Chinese New Year is just around the corner. Are you still searching for ideas of planning Chinese New Year menu?

Here comes a good one to put on your menu. Well, this dish is also suitable for any days throughout the year. It’s a no-brainer dish and quick to be done. Not only is this dish flavoursome, but also it’s full of nutrients.

These large tiger prawns I used were so big. From head to tail, it’s long as my palm. They were so fresh that I didn’t need any more seasonings except garlic and butter, with salt and pepper of course.

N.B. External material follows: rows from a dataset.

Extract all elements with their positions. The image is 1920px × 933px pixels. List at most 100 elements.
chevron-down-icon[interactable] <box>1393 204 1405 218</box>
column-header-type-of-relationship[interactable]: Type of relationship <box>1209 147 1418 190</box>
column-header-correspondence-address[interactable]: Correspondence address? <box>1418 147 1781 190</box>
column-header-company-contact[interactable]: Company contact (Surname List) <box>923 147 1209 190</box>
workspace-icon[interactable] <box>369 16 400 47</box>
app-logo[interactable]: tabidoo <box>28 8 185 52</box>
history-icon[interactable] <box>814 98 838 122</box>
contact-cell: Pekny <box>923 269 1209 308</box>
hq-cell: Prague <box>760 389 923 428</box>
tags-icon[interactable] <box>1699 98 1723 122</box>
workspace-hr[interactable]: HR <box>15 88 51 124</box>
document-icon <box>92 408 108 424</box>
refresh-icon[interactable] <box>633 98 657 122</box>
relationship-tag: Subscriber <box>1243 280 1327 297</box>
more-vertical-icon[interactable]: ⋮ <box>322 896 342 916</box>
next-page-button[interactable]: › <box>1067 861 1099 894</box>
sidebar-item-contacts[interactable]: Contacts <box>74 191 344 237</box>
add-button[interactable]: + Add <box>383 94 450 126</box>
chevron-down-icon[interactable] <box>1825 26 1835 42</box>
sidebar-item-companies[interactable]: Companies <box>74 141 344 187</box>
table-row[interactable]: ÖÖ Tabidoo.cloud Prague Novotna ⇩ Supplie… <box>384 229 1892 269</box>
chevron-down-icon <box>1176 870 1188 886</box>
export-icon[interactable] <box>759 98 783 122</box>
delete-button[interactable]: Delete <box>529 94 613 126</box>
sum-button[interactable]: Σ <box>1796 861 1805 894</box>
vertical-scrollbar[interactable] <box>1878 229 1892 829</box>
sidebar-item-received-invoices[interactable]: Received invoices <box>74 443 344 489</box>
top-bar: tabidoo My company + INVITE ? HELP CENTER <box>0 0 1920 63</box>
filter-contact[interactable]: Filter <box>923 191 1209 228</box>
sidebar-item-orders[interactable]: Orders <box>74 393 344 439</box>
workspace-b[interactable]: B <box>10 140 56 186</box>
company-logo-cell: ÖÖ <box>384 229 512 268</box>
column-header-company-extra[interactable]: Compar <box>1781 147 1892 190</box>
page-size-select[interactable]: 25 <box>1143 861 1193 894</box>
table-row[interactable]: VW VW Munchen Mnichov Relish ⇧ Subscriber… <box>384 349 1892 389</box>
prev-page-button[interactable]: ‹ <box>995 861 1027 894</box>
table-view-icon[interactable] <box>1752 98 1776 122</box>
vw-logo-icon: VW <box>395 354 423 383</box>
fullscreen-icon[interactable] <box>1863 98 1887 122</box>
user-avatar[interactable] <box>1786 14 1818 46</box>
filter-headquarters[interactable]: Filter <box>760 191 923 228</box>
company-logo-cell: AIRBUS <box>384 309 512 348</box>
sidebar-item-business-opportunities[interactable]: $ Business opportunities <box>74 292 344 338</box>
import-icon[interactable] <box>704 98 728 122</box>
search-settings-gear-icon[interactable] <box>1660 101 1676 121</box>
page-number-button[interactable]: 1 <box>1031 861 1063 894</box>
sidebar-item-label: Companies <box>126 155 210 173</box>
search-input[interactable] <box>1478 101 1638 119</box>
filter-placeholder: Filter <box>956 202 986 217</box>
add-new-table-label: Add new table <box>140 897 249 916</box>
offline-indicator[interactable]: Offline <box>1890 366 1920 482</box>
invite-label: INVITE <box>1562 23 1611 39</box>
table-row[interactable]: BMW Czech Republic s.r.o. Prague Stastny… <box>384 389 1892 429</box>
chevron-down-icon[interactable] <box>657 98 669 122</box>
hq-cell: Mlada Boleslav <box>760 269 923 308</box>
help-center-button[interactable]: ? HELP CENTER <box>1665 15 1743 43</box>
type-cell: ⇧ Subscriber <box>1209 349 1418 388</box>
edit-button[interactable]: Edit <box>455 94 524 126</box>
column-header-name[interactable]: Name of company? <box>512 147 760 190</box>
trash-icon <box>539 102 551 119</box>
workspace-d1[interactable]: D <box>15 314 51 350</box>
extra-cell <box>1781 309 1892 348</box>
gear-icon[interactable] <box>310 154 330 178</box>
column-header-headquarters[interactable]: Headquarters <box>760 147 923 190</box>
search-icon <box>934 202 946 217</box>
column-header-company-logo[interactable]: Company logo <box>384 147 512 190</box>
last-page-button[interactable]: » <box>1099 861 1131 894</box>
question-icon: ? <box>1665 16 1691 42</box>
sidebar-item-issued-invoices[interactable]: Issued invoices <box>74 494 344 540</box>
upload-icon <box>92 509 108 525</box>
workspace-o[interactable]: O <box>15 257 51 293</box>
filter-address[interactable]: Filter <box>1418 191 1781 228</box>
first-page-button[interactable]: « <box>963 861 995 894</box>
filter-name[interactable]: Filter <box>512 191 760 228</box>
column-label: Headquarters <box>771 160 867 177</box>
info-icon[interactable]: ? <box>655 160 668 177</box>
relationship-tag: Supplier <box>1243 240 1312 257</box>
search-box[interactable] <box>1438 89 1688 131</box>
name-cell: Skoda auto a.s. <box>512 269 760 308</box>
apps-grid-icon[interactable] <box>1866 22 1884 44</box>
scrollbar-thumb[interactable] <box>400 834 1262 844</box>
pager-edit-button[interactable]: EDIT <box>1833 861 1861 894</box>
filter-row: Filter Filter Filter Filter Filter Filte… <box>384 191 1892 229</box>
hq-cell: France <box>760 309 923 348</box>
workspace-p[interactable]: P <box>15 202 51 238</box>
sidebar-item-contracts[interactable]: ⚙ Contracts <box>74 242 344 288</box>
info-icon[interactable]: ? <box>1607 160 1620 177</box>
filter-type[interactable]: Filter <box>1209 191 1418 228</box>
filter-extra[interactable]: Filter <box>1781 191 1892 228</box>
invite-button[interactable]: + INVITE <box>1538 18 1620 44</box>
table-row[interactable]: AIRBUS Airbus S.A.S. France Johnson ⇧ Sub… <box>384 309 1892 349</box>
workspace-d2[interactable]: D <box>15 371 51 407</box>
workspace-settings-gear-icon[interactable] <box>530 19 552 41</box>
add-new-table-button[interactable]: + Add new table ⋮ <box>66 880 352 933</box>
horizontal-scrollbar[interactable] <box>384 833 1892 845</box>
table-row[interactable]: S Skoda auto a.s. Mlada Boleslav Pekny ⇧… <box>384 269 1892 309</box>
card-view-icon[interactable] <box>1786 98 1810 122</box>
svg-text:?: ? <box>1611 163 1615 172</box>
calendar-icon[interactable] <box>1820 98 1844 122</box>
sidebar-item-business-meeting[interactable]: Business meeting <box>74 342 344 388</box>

Garlic Butter Tiger Prawns Procedures

Since I love more flavours developed in this dish, I pan-fried the prawn with shells on. Yet, you may shell the prawns before cooking for convenience if you have young kids at home.

Garlic Butter Tiger Prawns Recipe

(Printable recipe)

Course: Seafood
Cuisine: Australian
Prep time:
Cook time:
Yield: 2 to 3 serves

Garlic Butter Tiger Prawns02

  • 6 (390 gm) large tiger prawns
  • 3 tsp olive oil
  • 16 gm butter, about two-thumb size
  • 2 cloves, garlic, minced
  • 1 Tbsp dry white wine
  • 1 sprig parsley, chopped, for garnish
  • salt, to taste
  • pepper, to taste

  1. With a pair of scissors, trim away the sharp point head and legs. The cut open the shells along the backs. Use a knife to cut a shallow slit into the meat. Devein and rinse. Pat dry with kitchen towels. Set aside.
  2. Heat oil in a frying pan. Add half of the butter. Pan-fry the prawns, about 4 mins on one side. Flip over to the other side and cook about 2 minutes. Don’t over cook them, or else the meat turns tough. Add garlic. Pour in wine. Add the remaining butter. Cover and cook for 1 minutes, or until the prawns are just cooked though. Season with salt and pepper. Sprinkle parsley for garnish. Serve immediately.


  • By heating some oil with butter, it helps the butter not to burn too quickly.
  • The taste of this dish will be enriched with frying the shells together. For convenience, you may shell the prawns before cooking.
  • The amount of butter can be adjust to your preference. Either unsalted or regular butter will work.
  • The prawns I used were very large with shells. So I cover the pan and cook for a little while to help the inside cook through. If you use smaller prawns, you may skip this step. If the prawn meat doesn’t sticky to the shell, it’s cooked through.
  • I used Chardonnay, a kind of dry white wine. You may use any wine you like.


  1. They look so GOOD! Wish I could get some quality tiger prawns with reasonable price over here.

  2. Thanks for this simple yet delicious recipe!